Prediction of Planetary Mission Task Performance for Long-Duration Spaceflight.

Abstract

This study aimed to determine values and ranges for key aerobic fitness variables that can individually map the level of success for planetary mission tasks performance for long-duration spaceflight, with the goal to develop a predictor-testing model that can be performed with in-flight equipment. We studied a group of 45 men and women who completed a series of mission-critical tasks: a surface traverse task and a hill climb task. Participants performed each mission task at a low and moderate intensity designed to elicit specific metabolic responses similar to what is expected for ambulation in lunar and Martian gravities, respectively. Aerobic fitness was characterized via cycling and rowing V˙O2peak, ventilatory threshold (VT), and critical power. Logistic regression and receiver operating characteristic curve analysis were used to determine the cutoff thresholds for each aerobic fitness parameter that accurately predicted task performance. The participants of this study were characterized by a range of cycling V˙O2peak from 15.5 to 54.1 mL·kg·min. A V˙O2peak optimal cutoff values of X and Y mL·kg·min were identified for the low- and moderate-intensity surface traverse tasks, respectively.
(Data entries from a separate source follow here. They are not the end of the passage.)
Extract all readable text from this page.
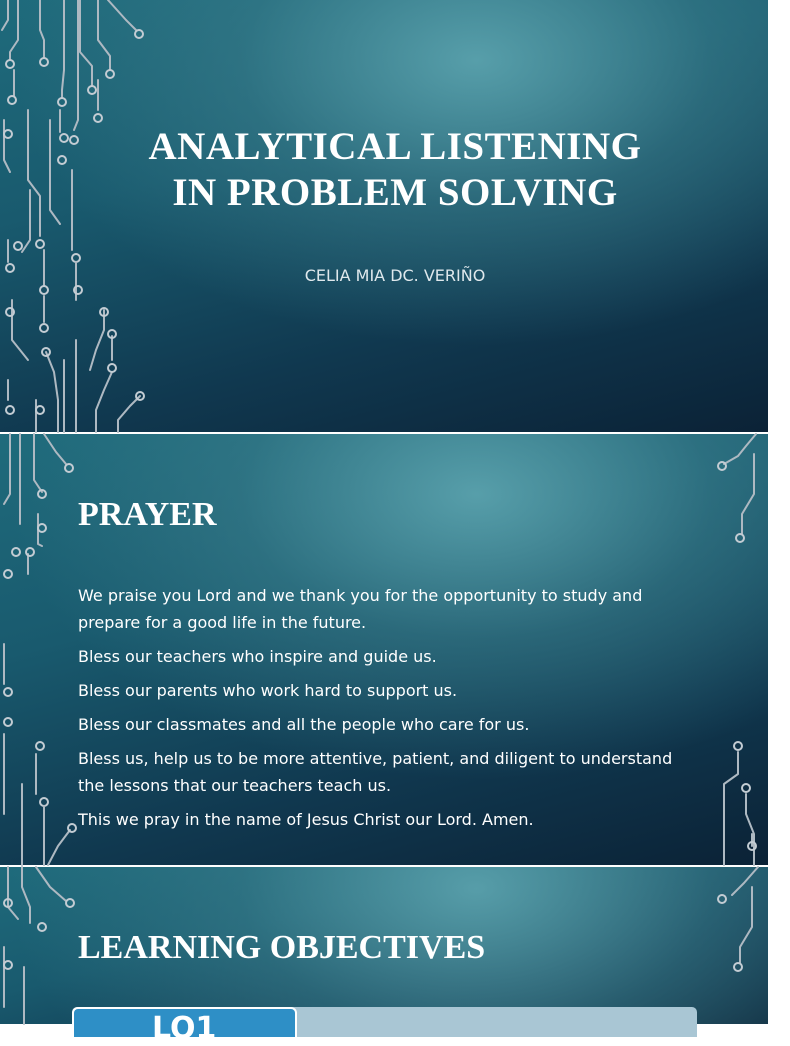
ANALYTICAL LISTENING
IN PROBLEM SOLVING
CELIA MIA DC. VERIÑO
PRAYER

We praise you Lord and we thank you for the opportunity to study and prepare for a good life in the future.

Bless our teachers who inspire and guide us.

Bless our parents who work hard to support us.

Bless our classmates and all the people who care for us.

Bless us, help us to be more attentive, patient, and diligent to understand the lessons that our teachers teach us.

This we pray in the name of Jesus Christ our Lord. Amen.

LEARNING OBJECTIVES
LO1
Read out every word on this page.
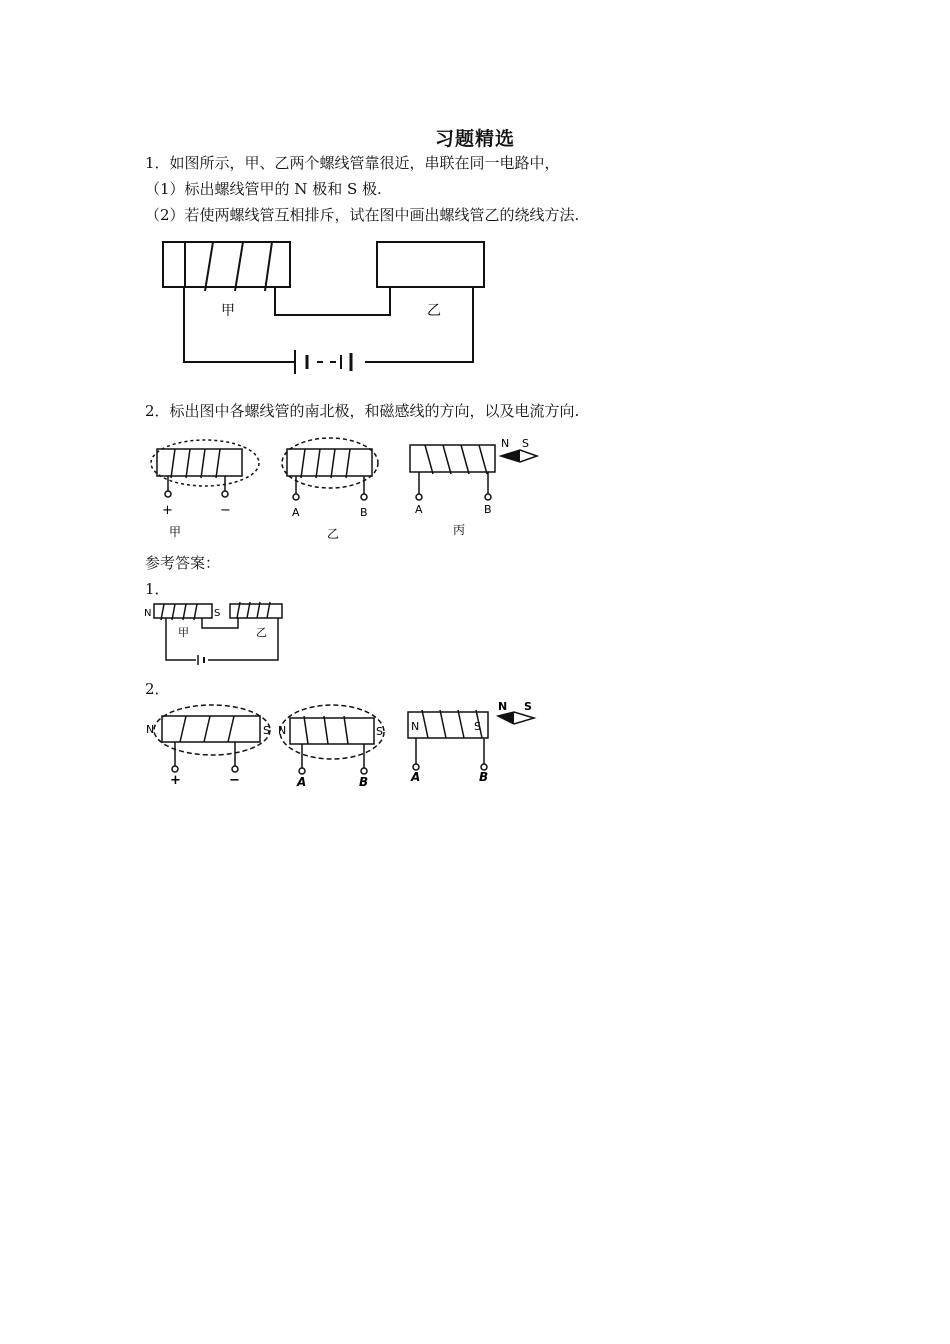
习题精选
1．如图所示，甲、乙两个螺线管靠很近，串联在同一电路中，
（1）标出螺线管甲的 N 极和 S 极.
（2）若使两螺线管互相排斥，试在图中画出螺线管乙的绕线方法.
甲	乙
2．标出图中各螺线管的南北极，和磁感线的方向，以及电流方向.
+	−	A	B	A	B
甲	乙	丙
N S
参考答案：
1．
N	S
甲	乙
2．
N	S
+	−
N	S
A	B
N	S
A	B
N S
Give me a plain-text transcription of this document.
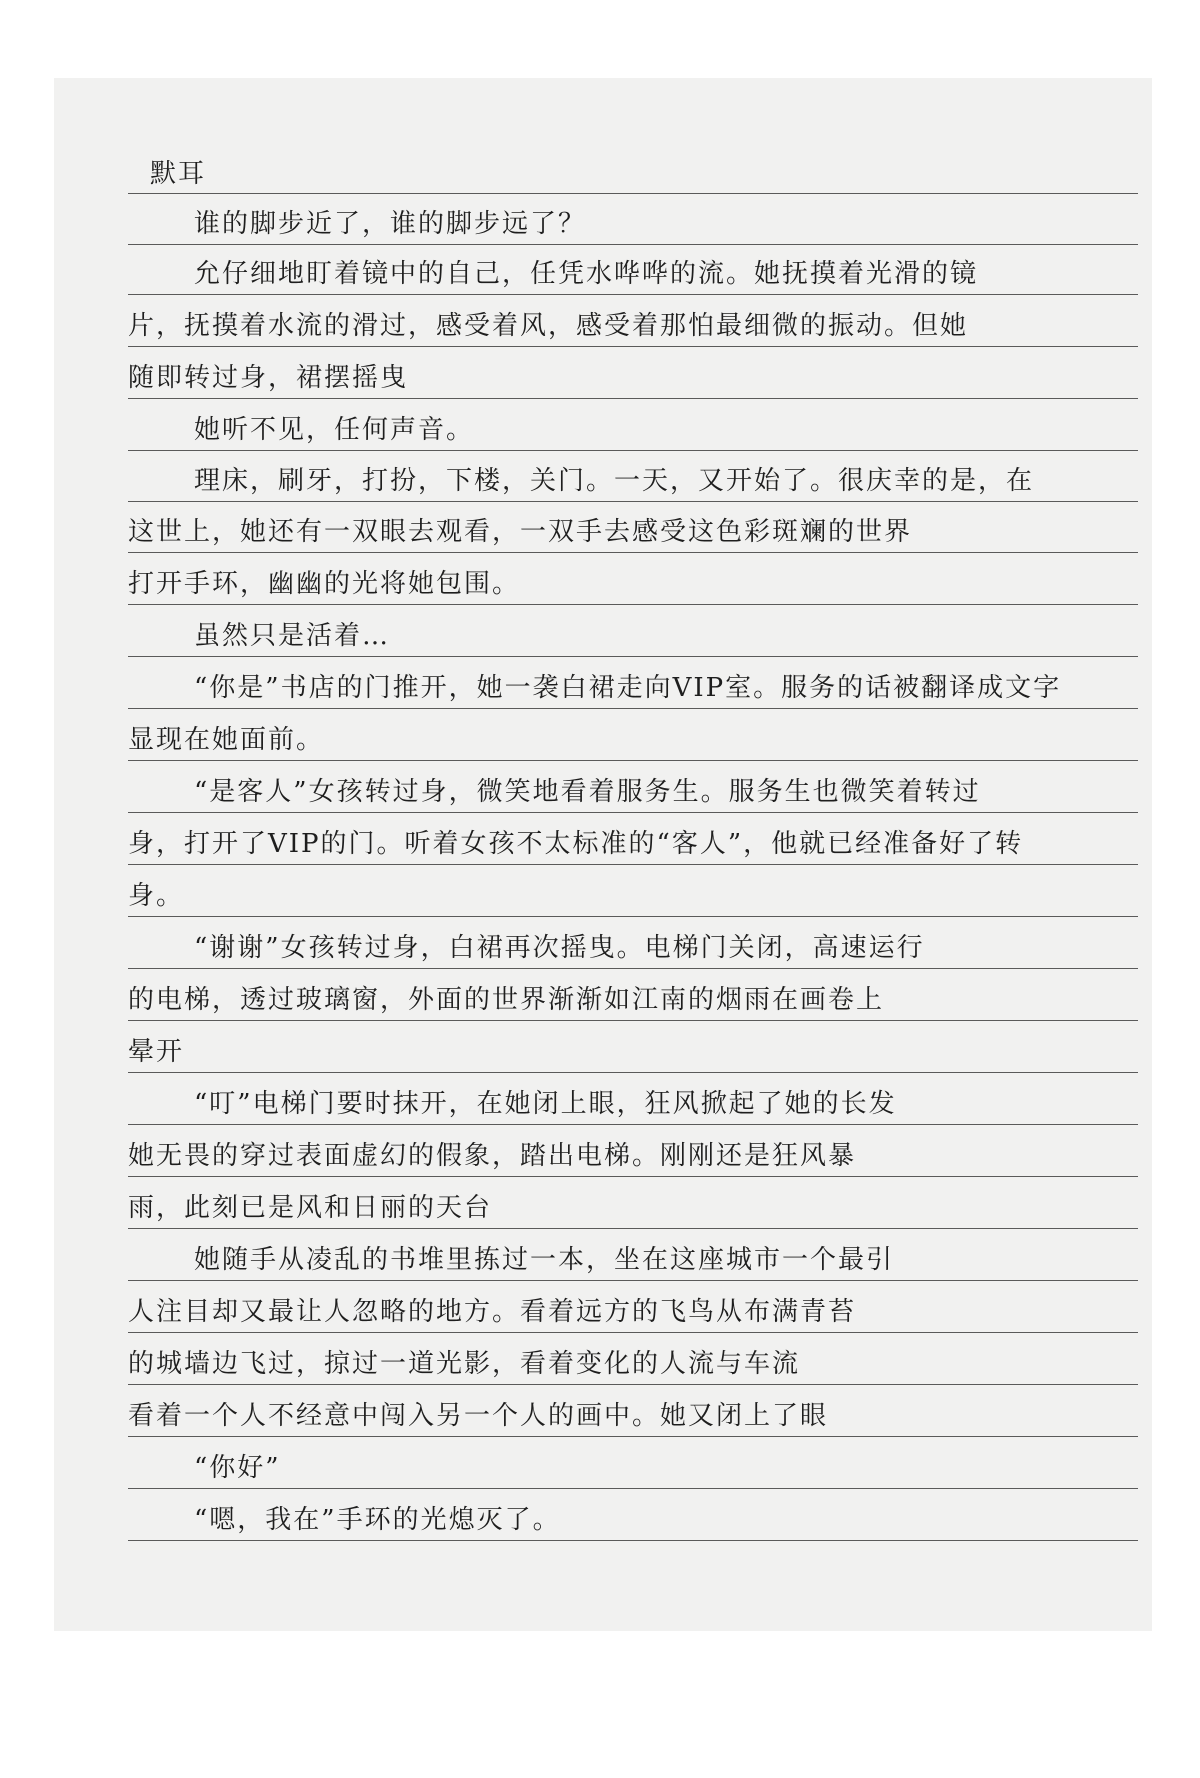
默耳
谁的脚步近了，谁的脚步远了？
允仔细地盯着镜中的自己，任凭水哗哗的流。她抚摸着光滑的镜
片，抚摸着水流的滑过，感受着风，感受着那怕最细微的振动。但她
随即转过身，裙摆摇曳
她听不见，任何声音。
理床，刷牙，打扮，下楼，关门。一天，又开始了。很庆幸的是，在
这世上，她还有一双眼去观看，一双手去感受这色彩斑斓的世界
打开手环，幽幽的光将她包围。
虽然只是活着…
“你是”书店的门推开，她一袭白裙走向VIP室。服务的话被翻译成文字
显现在她面前。
“是客人”女孩转过身，微笑地看着服务生。服务生也微笑着转过
身，打开了VIP的门。听着女孩不太标准的“客人”，他就已经准备好了转
身。
“谢谢”女孩转过身，白裙再次摇曳。电梯门关闭，高速运行
的电梯，透过玻璃窗，外面的世界渐渐如江南的烟雨在画卷上
晕开
“叮”电梯门要时抹开，在她闭上眼，狂风掀起了她的长发
她无畏的穿过表面虚幻的假象，踏出电梯。刚刚还是狂风暴
雨，此刻已是风和日丽的天台
她随手从凌乱的书堆里拣过一本，坐在这座城市一个最引
人注目却又最让人忽略的地方。看着远方的飞鸟从布满青苔
的城墙边飞过，掠过一道光影，看着变化的人流与车流
看着一个人不经意中闯入另一个人的画中。她又闭上了眼
“你好”
“嗯，我在”手环的光熄灭了。
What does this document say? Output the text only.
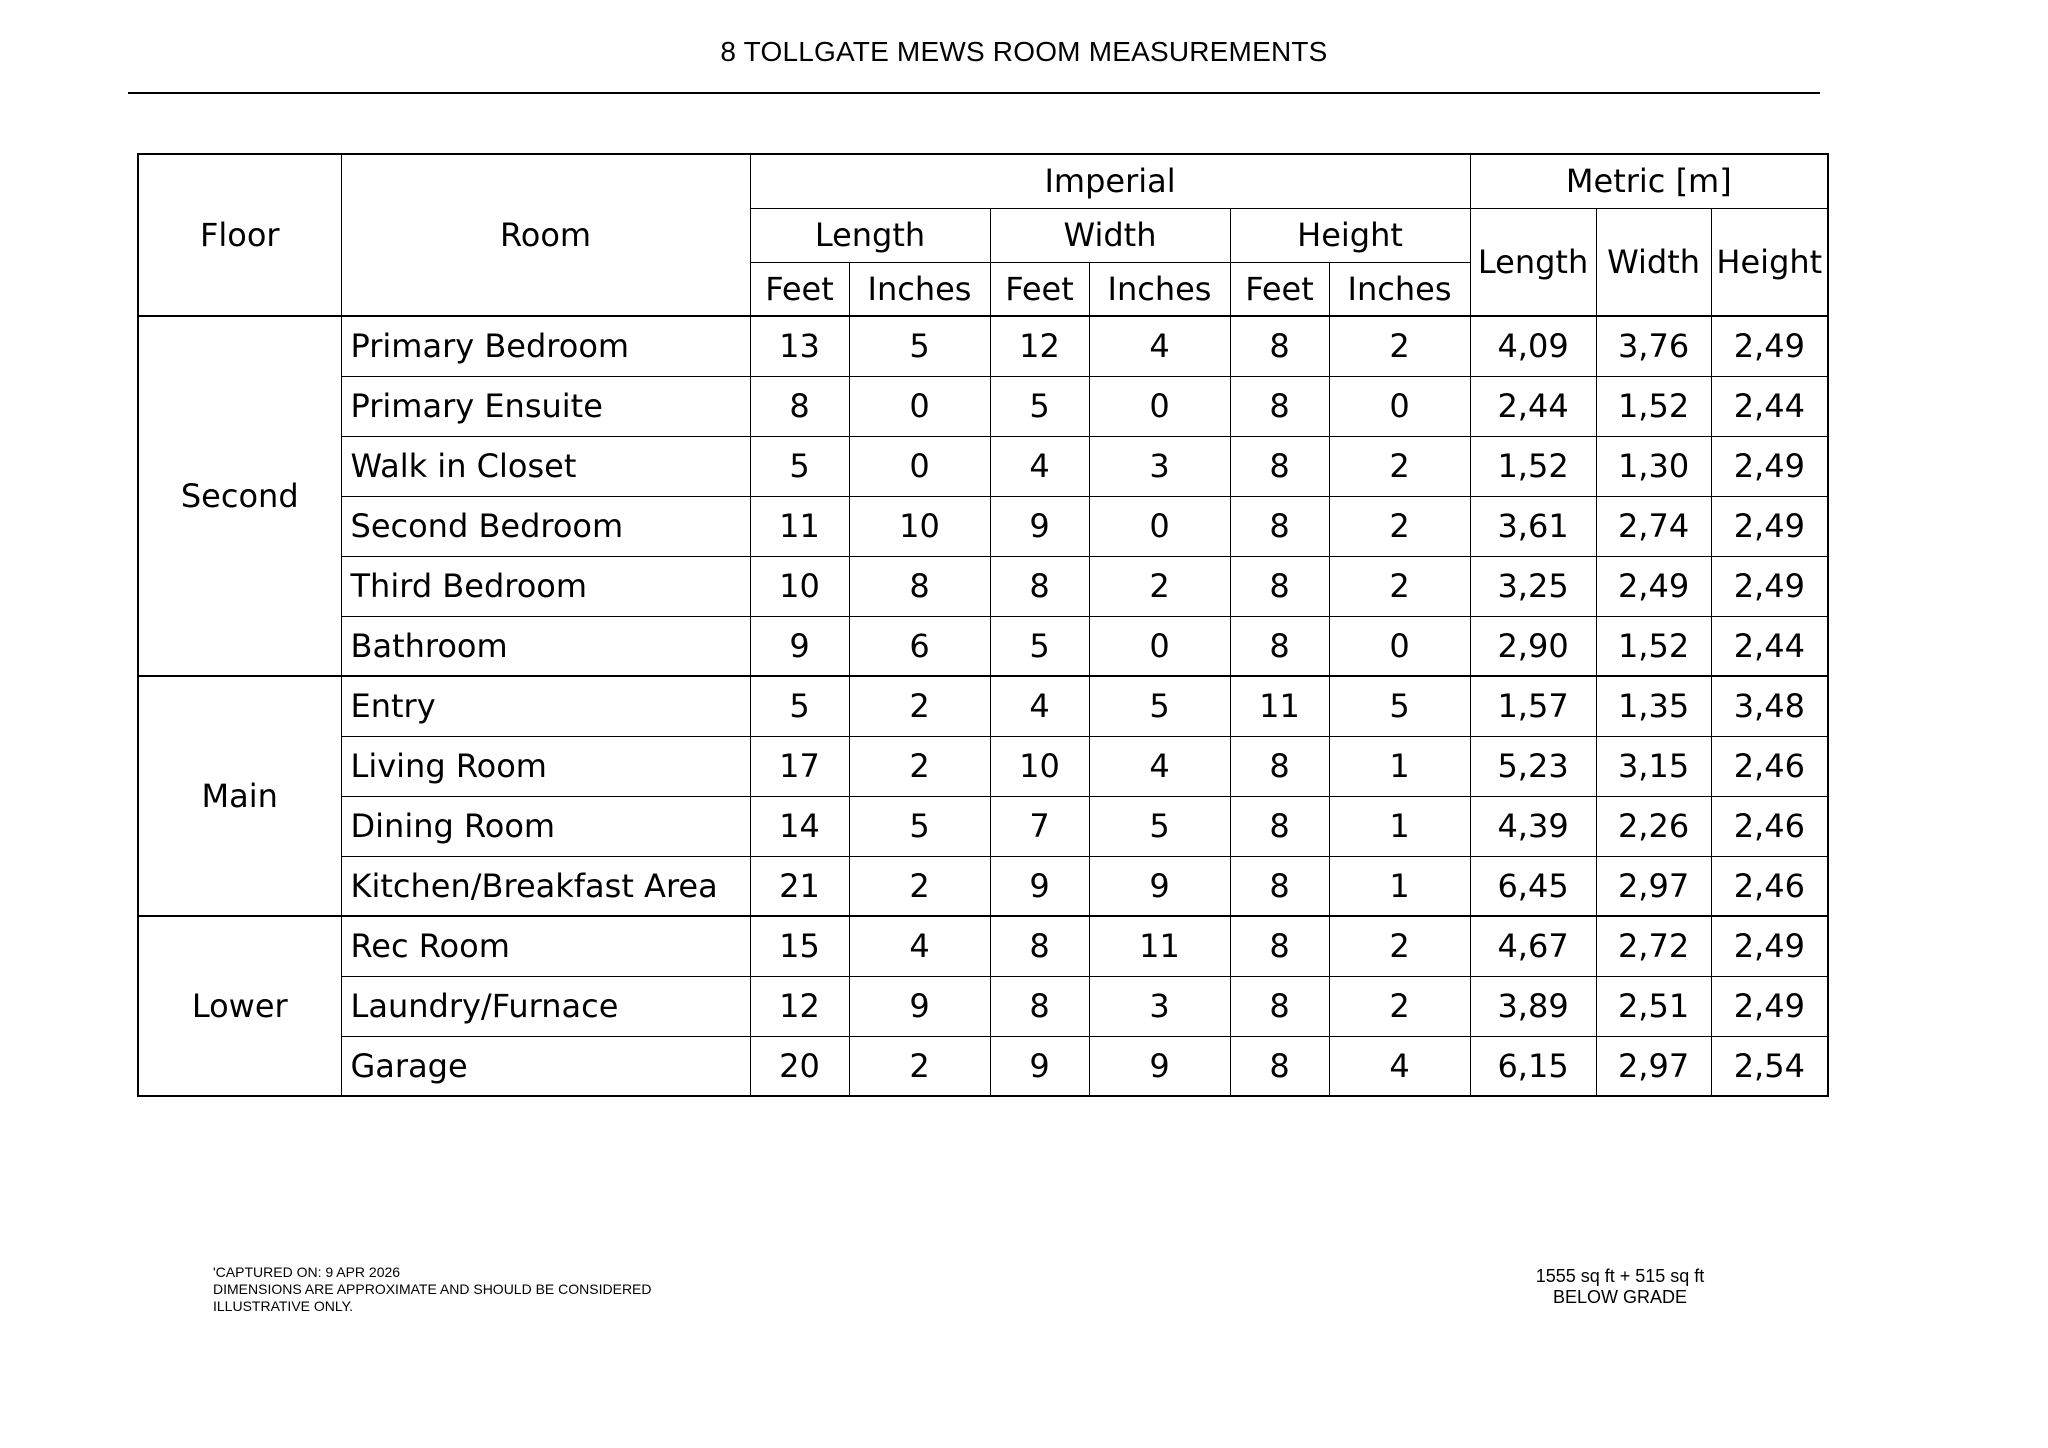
8 TOLLGATE MEWS ROOM MEASUREMENTS
Floor	Room	Imperial						Metric [m]		
		Length		Width		Height		Length	Width	Height
		Feet	Inches	Feet	Inches	Feet	Inches			
Second	Primary Bedroom	13	5	12	4	8	2	4,09	3,76	2,49
	Primary Ensuite	8	0	5	0	8	0	2,44	1,52	2,44
	Walk in Closet	5	0	4	3	8	2	1,52	1,30	2,49
	Second Bedroom	11	10	9	0	8	2	3,61	2,74	2,49
	Third Bedroom	10	8	8	2	8	2	3,25	2,49	2,49
	Bathroom	9	6	5	0	8	0	2,90	1,52	2,44
Main	Entry	5	2	4	5	11	5	1,57	1,35	3,48
	Living Room	17	2	10	4	8	1	5,23	3,15	2,46
	Dining Room	14	5	7	5	8	1	4,39	2,26	2,46
	Kitchen/Breakfast Area	21	2	9	9	8	1	6,45	2,97	2,46
Lower	Rec Room	15	4	8	11	8	2	4,67	2,72	2,49
	Laundry/Furnace	12	9	8	3	8	2	3,89	2,51	2,49
	Garage	20	2	9	9	8	4	6,15	2,97	2,54
'CAPTURED ON: 9 APR 2026
DIMENSIONS ARE APPROXIMATE AND SHOULD BE CONSIDERED
ILLUSTRATIVE ONLY.
1555 sq ft + 515 sq ft
BELOW GRADE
For the low- and moderate-intensity hill climb test, the optimal V˙O2peak cutoff values were X and Y mL·kg·min, respectively. VT and critical power also showed high sensitivity and specificity for identifying individuals who could not complete the mission tasks. In summary, we identified aerobic fitness thresholds below which task performance was impaired for both low- and moderate-intensity mission-critical tasks. In particular, cycling V˙O2peak, VT, and rowing CP could each be used to predict task failure.